Monday, March 17, 2008
Life works in mysterious ways. When Riley, the deaf weasel familiar, was “born,” I knew almost nothing about familiars. The vast majority of urban fantasies I’ve read dealt with large animals such as werewolves or werecats, which was partly why I decided on a much smaller animal (it’s my contrary nature).
I've since learned that the weasel has a bad reputation, but what surprised me the most was the basic notion of the weasel as the power animal of silent observation.
“Sly and stealthy, with keen observation skills.”
“Weasel medicine can teach you to find out secrets through the power of silent observation.”
“Most weasel people are loners, graceful, solitary, and silent.”
I was stunned when I came across these descriptions.

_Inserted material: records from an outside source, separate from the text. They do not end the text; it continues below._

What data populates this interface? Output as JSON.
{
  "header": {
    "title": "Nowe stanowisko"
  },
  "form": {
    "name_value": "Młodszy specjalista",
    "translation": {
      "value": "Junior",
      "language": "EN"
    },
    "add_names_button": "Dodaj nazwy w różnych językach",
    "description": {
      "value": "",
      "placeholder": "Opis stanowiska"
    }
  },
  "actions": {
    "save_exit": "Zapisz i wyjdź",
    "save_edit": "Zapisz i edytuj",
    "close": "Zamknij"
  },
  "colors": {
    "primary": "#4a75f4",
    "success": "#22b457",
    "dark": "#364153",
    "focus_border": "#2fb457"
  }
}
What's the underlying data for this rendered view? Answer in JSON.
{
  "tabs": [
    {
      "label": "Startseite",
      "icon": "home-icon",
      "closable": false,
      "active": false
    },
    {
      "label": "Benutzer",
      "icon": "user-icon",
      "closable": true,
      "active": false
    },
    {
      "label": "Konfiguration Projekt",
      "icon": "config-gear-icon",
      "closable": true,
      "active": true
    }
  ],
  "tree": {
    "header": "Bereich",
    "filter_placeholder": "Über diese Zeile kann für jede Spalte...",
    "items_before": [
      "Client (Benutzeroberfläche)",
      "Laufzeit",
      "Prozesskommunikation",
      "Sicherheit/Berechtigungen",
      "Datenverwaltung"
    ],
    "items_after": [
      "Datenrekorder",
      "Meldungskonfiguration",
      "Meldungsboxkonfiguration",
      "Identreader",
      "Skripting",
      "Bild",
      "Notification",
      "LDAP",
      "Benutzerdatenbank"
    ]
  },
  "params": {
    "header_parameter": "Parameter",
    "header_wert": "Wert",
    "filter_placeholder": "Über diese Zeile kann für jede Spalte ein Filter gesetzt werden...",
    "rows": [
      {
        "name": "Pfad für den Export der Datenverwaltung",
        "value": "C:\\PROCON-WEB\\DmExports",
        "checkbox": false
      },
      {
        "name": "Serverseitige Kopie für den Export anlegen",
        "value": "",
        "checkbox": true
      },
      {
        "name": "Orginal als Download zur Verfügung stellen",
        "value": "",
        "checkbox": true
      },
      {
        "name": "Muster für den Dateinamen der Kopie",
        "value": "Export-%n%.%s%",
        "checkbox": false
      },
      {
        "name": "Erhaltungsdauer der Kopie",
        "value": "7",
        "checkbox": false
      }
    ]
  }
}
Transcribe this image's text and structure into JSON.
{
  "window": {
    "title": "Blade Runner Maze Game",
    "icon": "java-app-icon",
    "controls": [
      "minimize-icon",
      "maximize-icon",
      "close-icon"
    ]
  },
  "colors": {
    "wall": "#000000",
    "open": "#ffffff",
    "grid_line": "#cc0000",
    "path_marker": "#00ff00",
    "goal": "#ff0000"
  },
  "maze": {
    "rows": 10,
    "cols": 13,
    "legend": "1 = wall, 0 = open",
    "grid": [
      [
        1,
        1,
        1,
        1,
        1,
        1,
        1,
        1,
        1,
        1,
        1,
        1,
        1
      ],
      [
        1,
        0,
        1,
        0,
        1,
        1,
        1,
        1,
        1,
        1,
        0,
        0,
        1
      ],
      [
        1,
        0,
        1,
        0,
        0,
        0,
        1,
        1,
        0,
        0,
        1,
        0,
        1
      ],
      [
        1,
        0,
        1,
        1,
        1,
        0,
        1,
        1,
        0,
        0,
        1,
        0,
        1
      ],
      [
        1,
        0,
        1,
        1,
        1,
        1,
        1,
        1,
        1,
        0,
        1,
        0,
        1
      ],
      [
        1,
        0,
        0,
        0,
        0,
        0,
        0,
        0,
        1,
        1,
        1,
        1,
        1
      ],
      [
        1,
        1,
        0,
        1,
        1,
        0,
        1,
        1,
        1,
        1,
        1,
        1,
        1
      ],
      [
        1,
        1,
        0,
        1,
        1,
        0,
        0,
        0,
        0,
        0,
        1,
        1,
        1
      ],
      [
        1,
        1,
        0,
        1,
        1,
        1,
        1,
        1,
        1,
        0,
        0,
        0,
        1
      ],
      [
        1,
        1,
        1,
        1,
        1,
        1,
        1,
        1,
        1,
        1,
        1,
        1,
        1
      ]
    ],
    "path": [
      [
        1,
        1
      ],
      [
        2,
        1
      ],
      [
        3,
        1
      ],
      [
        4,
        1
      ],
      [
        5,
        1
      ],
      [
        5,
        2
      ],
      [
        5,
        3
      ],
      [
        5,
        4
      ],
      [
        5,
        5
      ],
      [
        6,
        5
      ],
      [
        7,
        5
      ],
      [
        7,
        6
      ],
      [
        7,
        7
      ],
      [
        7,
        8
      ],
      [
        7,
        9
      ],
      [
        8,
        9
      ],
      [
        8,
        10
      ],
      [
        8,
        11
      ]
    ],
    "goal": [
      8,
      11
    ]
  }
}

Silent and quiet, that’s quintessential Riley. Now don’t get me wrong, Riley is perfectly capable of talking, but he’s not oral; he doesn’t use his voice, because he cannot hear himself (a personal choice; a lot of deaf people use their voices).
As a deaf person, Riley “listens” with his eyes. For one, sign language is a visual language: Riley would read meanings carried by the hands, the facial expression, and the body’s posture at the same moment. For another, Riley has to pick up on very subtle facial and body movements when dealing with non-signing people or when he’s speech reading. Out of necessity, he’s a keen observer.
Even the loner aspect matched what I had in mind for him. I’m trying very carefully not to generalize too much, but that’s difficult when talking about a large group of people with their own culture. Riley isn’t a loner by nature, but he spends most of his days with people who don’t know sign language. Within the hearing world he’s largely isolated (especially since he’s not oral).
Like many other deaf people, he’s very social with those who know sign language, when all communication barriers are removed (note: not all deaf people know sign language), but in-person get-togethers are sometimes hard to come by (it all depends on your community).
To combat loneliness and liven-up his solitary lifestyle, Riley uses electronic communication to stay in touch with and make friends. In other words, he does a lot of e-mailing and instant messaging and texting (note: English is his second language; American Sign Language is his native language).
I did not make Riley deaf after I chose the weasel form for him, nor did I pick the weasel because Riley was deaf. He was a deaf weasel familiar from the first moment he appeared to me (like many of my characters he showed up on my doorstep fully formed/mostly developed).
Life works in mysterious ways.
I will post a lot more about Riley as I'm getting to know him better. He's by far the most interesting and most challenging character I've ever worked with. Like many hearing people, I take my speech and the noises around me for granted. I have a few notions about life as a deaf person, but no real clue what it’s actually like. Riley is a wonderful ambassador, giving us a chance to discover life through his eyes and from his point of view.
Saturday, March 08, 2008
Riley is the protagonist in a short story I’m working on. It’s an urban romantic suspense short, complete with vampires and familiars and bad guys with big guns. Oh, and sub-zero temperatures in
Riley is a stoat a.k.a. a short-tailed weasel. He’s a familiar (you know, like a witch’s black cat). He also has profound sensorineural deafness (he’s completely deaf), which makes him a challenge to write, because there is no dialogue in the traditional sense. Not that that bothers Riley in the least, he’s a very opinionated young man and has plenty to say.
Riley stole all my time the last two weeks. I learned about the differences between stoats and weasels and spent hours looking at sign language clips on youtube. Riley uses American Sign Language (ASL), but I found a British Sign Language (BSL) video I really love. Click here. Watch it at least once with the sound muted.
Also, when you're over there on youtube, check out Keith Wann; he's very funny.